# Autoglym workstation



## PrestigeChris (Nov 17, 2009)

Just thought id put a couple of pics of my workstation i have set up in my van. Handy tool!


----------



## -tom- (Jan 27, 2009)

very tidy


----------



## pav-g (Jan 25, 2007)

Hey very good idea. Creative and practical. The only problem i find is if you put stuff on show all your mates what to try them lol


----------



## packard (Jun 8, 2009)

Anyone know how much these are to purchase from reps?


----------



## A18XVM (Nov 16, 2009)

would look great on any garage wall


----------



## nicp2007 (Apr 25, 2007)

i like that :thumb:


----------



## PrestigeChris (Nov 17, 2009)

*lol*



pav-g said:


> Hey very good idea. Creative and practical. The only problem i find is if you put stuff on show all your mates what to try them lol


Thats why its safely locked away on my back door of my van.:speechles


----------



## PrestigeChris (Nov 17, 2009)

*have a word*



packard said:


> Anyone know how much these are to purchase from reps?


Im not sure if your rep will have any left but i paid 20 quid for mine. It comes with 6 bottles 4 with triggers and all the labels for autoglym trade range. Its one of the reasons i like AG so much because they seem to come up with great ideas like this!


----------



## packard (Jun 8, 2009)

I would happily pay that and _(if i'm not breaking any rules)_ if anyone has one for sale please let me know/post in for sale section etc..... Do we have any AG reps from East Anglia in here???


----------



## nicp2007 (Apr 25, 2007)

drop a post in the auto glym section mate,

i'm sure somone will be able to help you out there :thumb:


----------



## diesel_dog (May 14, 2008)

I have one to, they are really useful in so much as it's quick and easy and it's all laid out 

My mate bought me mine i think it's around the £20 mark as other's have said.


----------



## n_d_fox (Apr 18, 2007)

i was looking at one of these at the meet in Slough earlier in the year... came close to buying it too... at the time the guy wanted £30 for the lot and was going to throw in a couple of products too.

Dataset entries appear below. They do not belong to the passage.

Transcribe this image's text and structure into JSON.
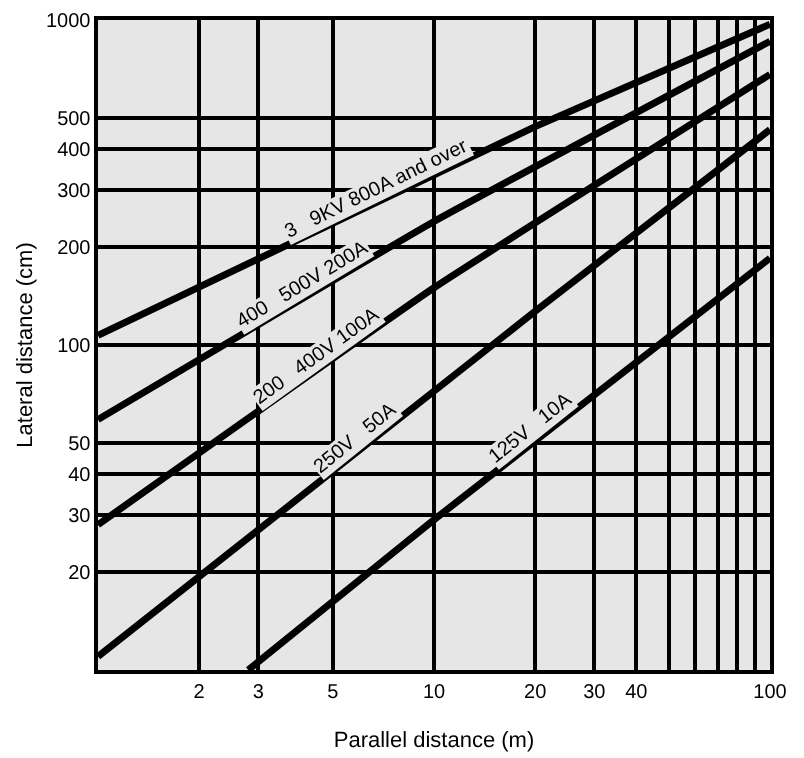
{
  "chart_data": {
    "type": "line",
    "xlabel": "Parallel distance (m)",
    "ylabel": "Lateral distance (cm)",
    "log": "xy",
    "grid": true,
    "legend": false,
    "marker": "none",
    "line_style": "solid",
    "xlim": [
      1,
      100
    ],
    "ylim": [
      10,
      1000
    ],
    "xticks": [
      2,
      3,
      5,
      10,
      20,
      30,
      40,
      {
        "value": 50,
        "label": null
      },
      {
        "value": 60,
        "label": null
      },
      {
        "value": 70,
        "label": null
      },
      {
        "value": 80,
        "label": null
      },
      {
        "value": 90,
        "label": null
      },
      100
    ],
    "yticks": [
      20,
      30,
      40,
      50,
      100,
      200,
      300,
      400,
      500,
      1000
    ],
    "series": [
      {
        "name": "3   9KV 800A and over",
        "color": "#000000",
        "x": [
          1,
          20,
          100
        ],
        "values": [
          107,
          470,
          970
        ]
      },
      {
        "name": "400   500V 200A",
        "color": "#000000",
        "x": [
          1,
          10,
          100
        ],
        "values": [
          59,
          240,
          860
        ]
      },
      {
        "name": "200   400V 100A",
        "color": "#000000",
        "x": [
          1,
          10,
          100
        ],
        "values": [
          28,
          150,
          680
        ]
      },
      {
        "name": "250V   50A",
        "color": "#000000",
        "x": [
          1,
          20,
          100
        ],
        "values": [
          11,
          127,
          460
        ]
      },
      {
        "name": "125V   10A",
        "color": "#000000",
        "x": [
          2.8,
          10,
          100
        ],
        "values": [
          10,
          29,
          185
        ]
      }
    ]
  }
}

only problem was that i'm not a pro detailer so still have plenty of the Megs bulk stuff left and already have the spray bottles with those products in. so i made this:










1 x Megs LT diluted 1:1. 2 x Megs APC diluted at 10:1 and 4:1. 2 x Megs Wheel Brightener diluted 10:1 and 4:1. Works a treat and blends in nicely with the shed... The bottles usually match as well (all handi bottles from CYC) but i dropped one and broke the thread on the neck !


----------



## bluepeter (Dec 18, 2009)

n_d_fox said:


> so i made this:


Very nice work indeed! Spot on, custom made, i like it.


----------



## PrestigeChris (Nov 17, 2009)

very nice indeed, if i had the handywork skills to do that then i wold of done lol.


----------



## HalfordsShopper (Jul 8, 2008)

n_d_fox said:


> .... so i made this:


Wowowow - will u make me one too please? I'd hapilly swap my whole collection of razzle mags for one of those. :thumb:


----------